Welche Einrichtungen nehmen teil?

Prof. Diehl-Schmid: Heime und ambulant betreute Wohngemeinschaften werden nach dem Zufallsprinzip ausgewählt. So wollen wir vermeiden, dass vorwiegend Heime an der Untersuchung teilnehmen, in denen ohnehin alles super läuft. Die Auswahl erfolgt nach vorgegebenen Quoten. Es werden so viele Heime / WGs angefragt wie notwendig, um die Zahlen zu erreichen Bei Nicht-Teilnahme wird der Grund erfragt und dokumentiert.

Städtisch (z.B. München, Erding, Ingolstadt): 15 

Landkreise (z.B. Landkreis München, Landkreis Erding, Landkreis Ebersberg): 15

Bayerische Regierungsbezirke, Schwerpunkt Oberbayern: 20

Ambulant betreute Wohngemeinschaften: 10 in ganz Bayern

Nach welchen Kriterien beurteilen Sie, welche Patient*innen Sedativa benötigen?

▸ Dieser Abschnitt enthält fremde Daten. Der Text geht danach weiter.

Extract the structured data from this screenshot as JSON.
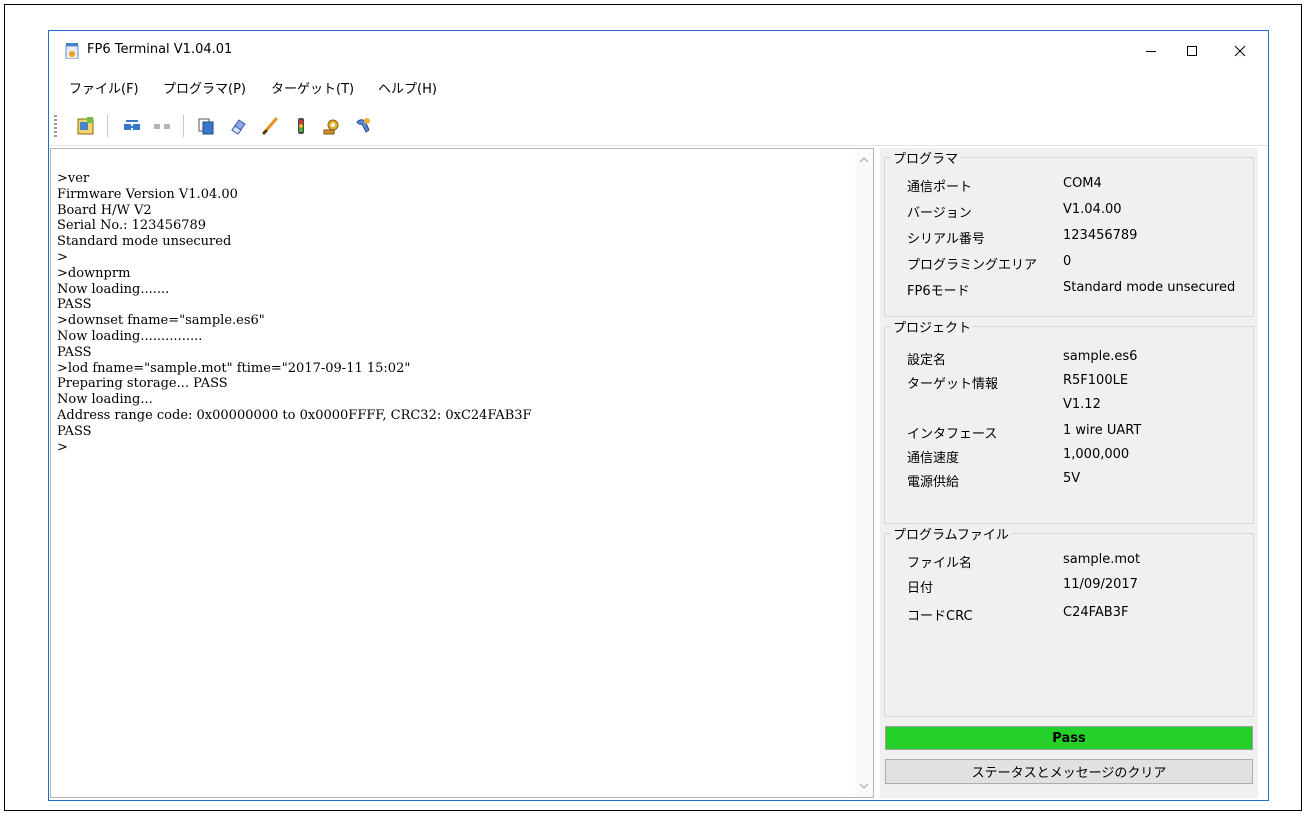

Prof. Diehl-Schmid: Eine Reduktion bzw. ein Ausschleichen wird erstens empfohlen, falls bedenkliche Arzneimittelinteraktionen festgestellt werden. Zweitens machen wir uns ein Bild vom Befinden des Menschen mit Demenz aktuell und im letzten halben Jahr anhand der Bewohnerunterlagen. Insbesondere interessiert uns das Ausmaß der neuropsychiatrischen Symptome, z.B. Unruhe, Ängste, Schlafstörungen, wegen derer der Patient die sedierenden Psychopharmaka erhält. Sollten sich die Symptome unter Medikation erkennbar gebessert haben und der Mensch mit Demenz über drei bis vier Monate stabil gewesen sein, so empfehlen internationale Handlungsempfehlungen und Leitlinien, einen Ausschleichversuch zu unternehmen. Ein dritter Grund für die Empfehlung zu einem Ausschleichversuch ist, wenn sich herausstellen sollte, das neuropsychiatrische Symptome nicht behandelt werden, weil sie für den Bewohner belastend sind, sondern weil sie die Pflege bzw. Betreuung aufwändiger machen. Die Notwendigkeit für Sedativa sehen wir gegeben, wenn die neuropsychiatrische Symptomatik unter der Medikation nicht deutlich gebessert ist, stark schwankt oder wenn es bei einem schon einmal durchgeführten Ausschleichversuch zum Wiederauftreten der Symptome gekommen ist.